Paradoxalement, la création du Parlement écossais n’a pas entraîné de bouleversement immédiat du système de représentation écossaise à Westminster. Outre la présence continue de soixante-douze députés écossais à Westminster jusqu’en 2005, l’Ecosse conservait plusieurs commissions parlementaires au Parlement dont certaines sont toujours existantes. Ainsi, le Scottish Affairs Committee n’a cessé d’enquêter, comme le veut ses fonctions, sur l’administration et la politique menée par le Scotland Office et le secrétaire d’Etat pour l’Ecosse, dont l’étendue des pouvoirs a pourtant indéniablement diminué. D’autre part, le maintien de la « Grande commission écossaise » (Scottish Grand Committee) à la Chambre des Communes peut paraître d’autant plus surprenant qu’elle constituait avant la création du Parlement écossais l’unique arène politique écossaise. La Grande commission écossaise rassemblait en effet l’ensemble des députés écossais de Westminster et servait à l’examen des propositions de loi relatives à l’Ecosse. Ses fonctions étant désormais dévolues à Holyrood son existence continue peut alors paraître injustifiée. Bien que sa suppression à l’entrée en fonction du Parlement écossais ait été recommandée par la commission des procédures aux Communes (Procedure Select Committee) dans son rapport du 19 mai 1998, le gouvernement s’y opposa fermement. La Grande commission écossaise devait permettre aux députés de continuer de débattre des propositions de loi pouvant avoir un impact en Ecosse. La Grande commission poursuivit par conséquent son travail après 1999 et elle se réunit quatre fois entre 1999 et 2000, une fois seulement entre 2000 et 2001, cinq fois entre 2001 et 2002 et trois fois entre 2002 et 2003. Sa dernière réunion eut lieu le 13 novembre 2003 et elle ne s’est pas rassemblée depuis. Le fonctionnement désormais bien huilé du nouveau Parlement écossais la rend sans doute superflue.
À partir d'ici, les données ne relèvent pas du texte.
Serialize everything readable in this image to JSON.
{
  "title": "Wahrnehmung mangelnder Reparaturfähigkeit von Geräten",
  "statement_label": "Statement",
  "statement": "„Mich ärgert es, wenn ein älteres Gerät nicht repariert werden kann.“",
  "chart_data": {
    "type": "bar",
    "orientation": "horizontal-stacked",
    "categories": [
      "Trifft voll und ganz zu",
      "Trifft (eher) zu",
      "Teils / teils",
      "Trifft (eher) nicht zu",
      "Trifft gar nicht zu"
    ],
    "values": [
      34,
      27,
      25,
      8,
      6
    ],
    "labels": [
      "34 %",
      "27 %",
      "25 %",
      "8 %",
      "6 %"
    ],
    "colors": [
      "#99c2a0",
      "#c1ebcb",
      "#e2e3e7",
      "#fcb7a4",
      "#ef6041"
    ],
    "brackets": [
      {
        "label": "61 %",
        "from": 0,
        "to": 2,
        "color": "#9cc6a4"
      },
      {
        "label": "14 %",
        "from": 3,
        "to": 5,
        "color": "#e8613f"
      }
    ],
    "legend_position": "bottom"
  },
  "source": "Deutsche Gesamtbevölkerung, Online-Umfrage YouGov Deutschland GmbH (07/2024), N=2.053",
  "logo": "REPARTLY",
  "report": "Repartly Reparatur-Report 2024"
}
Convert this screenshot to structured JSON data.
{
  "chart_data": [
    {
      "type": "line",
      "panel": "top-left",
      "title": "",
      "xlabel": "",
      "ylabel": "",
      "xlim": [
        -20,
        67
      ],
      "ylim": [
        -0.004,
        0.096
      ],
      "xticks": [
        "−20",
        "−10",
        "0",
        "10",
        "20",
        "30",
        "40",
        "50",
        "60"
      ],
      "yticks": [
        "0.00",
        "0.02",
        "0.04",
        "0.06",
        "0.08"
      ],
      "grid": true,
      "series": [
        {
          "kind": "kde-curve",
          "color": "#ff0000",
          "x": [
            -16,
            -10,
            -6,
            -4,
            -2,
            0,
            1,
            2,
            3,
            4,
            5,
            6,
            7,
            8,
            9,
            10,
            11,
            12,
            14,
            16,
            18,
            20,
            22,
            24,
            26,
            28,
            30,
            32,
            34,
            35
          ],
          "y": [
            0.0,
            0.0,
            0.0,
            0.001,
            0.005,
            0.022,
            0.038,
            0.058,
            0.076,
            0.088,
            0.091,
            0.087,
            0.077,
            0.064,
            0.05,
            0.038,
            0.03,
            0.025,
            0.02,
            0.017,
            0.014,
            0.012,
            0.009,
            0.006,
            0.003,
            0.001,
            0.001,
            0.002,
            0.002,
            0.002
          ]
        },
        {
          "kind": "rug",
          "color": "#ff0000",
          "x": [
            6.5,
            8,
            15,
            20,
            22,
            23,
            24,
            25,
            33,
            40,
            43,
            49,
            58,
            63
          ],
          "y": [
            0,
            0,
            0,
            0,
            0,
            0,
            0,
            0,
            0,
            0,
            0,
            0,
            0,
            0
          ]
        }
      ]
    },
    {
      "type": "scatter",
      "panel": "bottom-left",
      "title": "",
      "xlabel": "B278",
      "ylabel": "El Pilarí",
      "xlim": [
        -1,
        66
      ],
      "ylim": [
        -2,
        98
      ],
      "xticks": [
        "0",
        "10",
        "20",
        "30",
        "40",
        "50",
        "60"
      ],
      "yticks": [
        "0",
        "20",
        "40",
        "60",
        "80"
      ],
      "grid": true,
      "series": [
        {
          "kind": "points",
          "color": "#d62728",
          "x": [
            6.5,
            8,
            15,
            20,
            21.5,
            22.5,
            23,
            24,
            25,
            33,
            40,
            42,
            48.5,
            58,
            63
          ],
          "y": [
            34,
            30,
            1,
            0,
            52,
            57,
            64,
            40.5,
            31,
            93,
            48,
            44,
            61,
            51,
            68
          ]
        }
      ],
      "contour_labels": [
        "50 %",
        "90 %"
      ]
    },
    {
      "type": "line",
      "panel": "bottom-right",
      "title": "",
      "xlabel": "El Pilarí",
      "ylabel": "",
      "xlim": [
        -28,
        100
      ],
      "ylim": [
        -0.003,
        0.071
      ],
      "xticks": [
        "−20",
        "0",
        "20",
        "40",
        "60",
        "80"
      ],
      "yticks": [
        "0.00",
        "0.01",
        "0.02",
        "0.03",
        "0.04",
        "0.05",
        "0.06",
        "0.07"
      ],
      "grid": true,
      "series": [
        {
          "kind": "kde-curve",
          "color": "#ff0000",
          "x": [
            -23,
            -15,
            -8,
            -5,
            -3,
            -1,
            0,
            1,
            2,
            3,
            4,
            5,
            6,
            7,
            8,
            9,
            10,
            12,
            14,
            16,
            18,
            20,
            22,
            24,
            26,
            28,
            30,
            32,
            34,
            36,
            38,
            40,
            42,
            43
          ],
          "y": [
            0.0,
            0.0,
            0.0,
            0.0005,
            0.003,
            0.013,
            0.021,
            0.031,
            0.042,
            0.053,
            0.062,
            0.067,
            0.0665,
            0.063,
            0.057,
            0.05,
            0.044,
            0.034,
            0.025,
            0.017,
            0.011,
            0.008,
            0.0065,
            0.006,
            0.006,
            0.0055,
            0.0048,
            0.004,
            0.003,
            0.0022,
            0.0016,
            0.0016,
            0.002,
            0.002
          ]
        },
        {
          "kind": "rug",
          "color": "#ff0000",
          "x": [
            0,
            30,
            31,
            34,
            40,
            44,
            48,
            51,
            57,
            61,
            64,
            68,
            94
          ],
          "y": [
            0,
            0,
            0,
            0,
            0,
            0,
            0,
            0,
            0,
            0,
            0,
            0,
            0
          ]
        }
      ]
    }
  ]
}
Or, d’aucuns au sein de la chambre des Communes n’ont pas caché qu’ils considéraient la présence continue de soixante-douze députés écossais tout aussi problématique. En effet, le quotient entre nombre de députés et nombre d’électeurs était bien supérieur à la moyenne britannique car les circonscriptions écossaises représentaient 55 000 électeurs environ tandis que les circonscriptions britanniques dénombraient une moyenne de 77 000 électeurs. En appliquant le quotient britannique à l’Ecosse, on trouve que celle-ci n’aurait dû obtenir que cinquante-huit députés. L’Ecosse disposait en effet de 11% des sièges de la Chambre des Communes alors qu’elle ne représentait que 8,6% de la population (selon le dernier recensement de 2001). Le pays de Galles dispose quant à lui de quarante sièges, soit 6,2% des sièges, et représente 4,9% de la population britannique.

La surreprésentation écossaise ne constitue pas pour autant une compensation accordée à l’Ecosse lors de l’Union de 1707 pour la perte de ses propres institutions politiques comme on pourrait le croire. Nous avons souligné plus haut que l’Ecosse choisit de préserver son système légal, son système éducatif et son Eglise presbytérienne lors de l’Union de 1707 et l’Acte d’Union ne mentionne l’octroi que de quarante-cinq sièges (sur cinq cent cinquante-huit à l’époque, soit huit pour cent des sièges). Au contraire, l’Ecosse était alors sous-représentée, et ce jusqu’en 1885, car elle représentait alors quinze pour cent de la population. L’Acte d’Union fait en effet état de trente représentants des comtés, quatorze représentants des bourgs et un représentant de la ville d’Edimbourg. Il ne s’agissait pas d’un découpage basé sur la population puisque la majorité de celle-ci ne jouissait pas encore du droit de vote et qu’une telle idée n’était alors pas à l’ordre du jour.

La représentation écossaise aux Communes a connu sa première augmentation en 1832 avec cinquante-trois députés, et elle n’a cessé d’augmenter dès lors pour atteindre un record de soixante-quatorze députés en 1918, puis soixante et onze en 1950 avant de se stabiliser à soixante-douze députés entre 1983 et 2005. Il apparaît en outre que ces fluctuations aient été entièrement indépendantes de celles du total des sièges, des oscillations démographiques ou encore des évènements politiques230. La surreprésentation écossaise depuis 1922 peut donc être entièrement attribuée à l’habileté des secrétaires d’Etat écossais à défendre les intérêts de l’Ecosse. Elle n’en constitue pas moins une inégalité après la création de son propre Parlement.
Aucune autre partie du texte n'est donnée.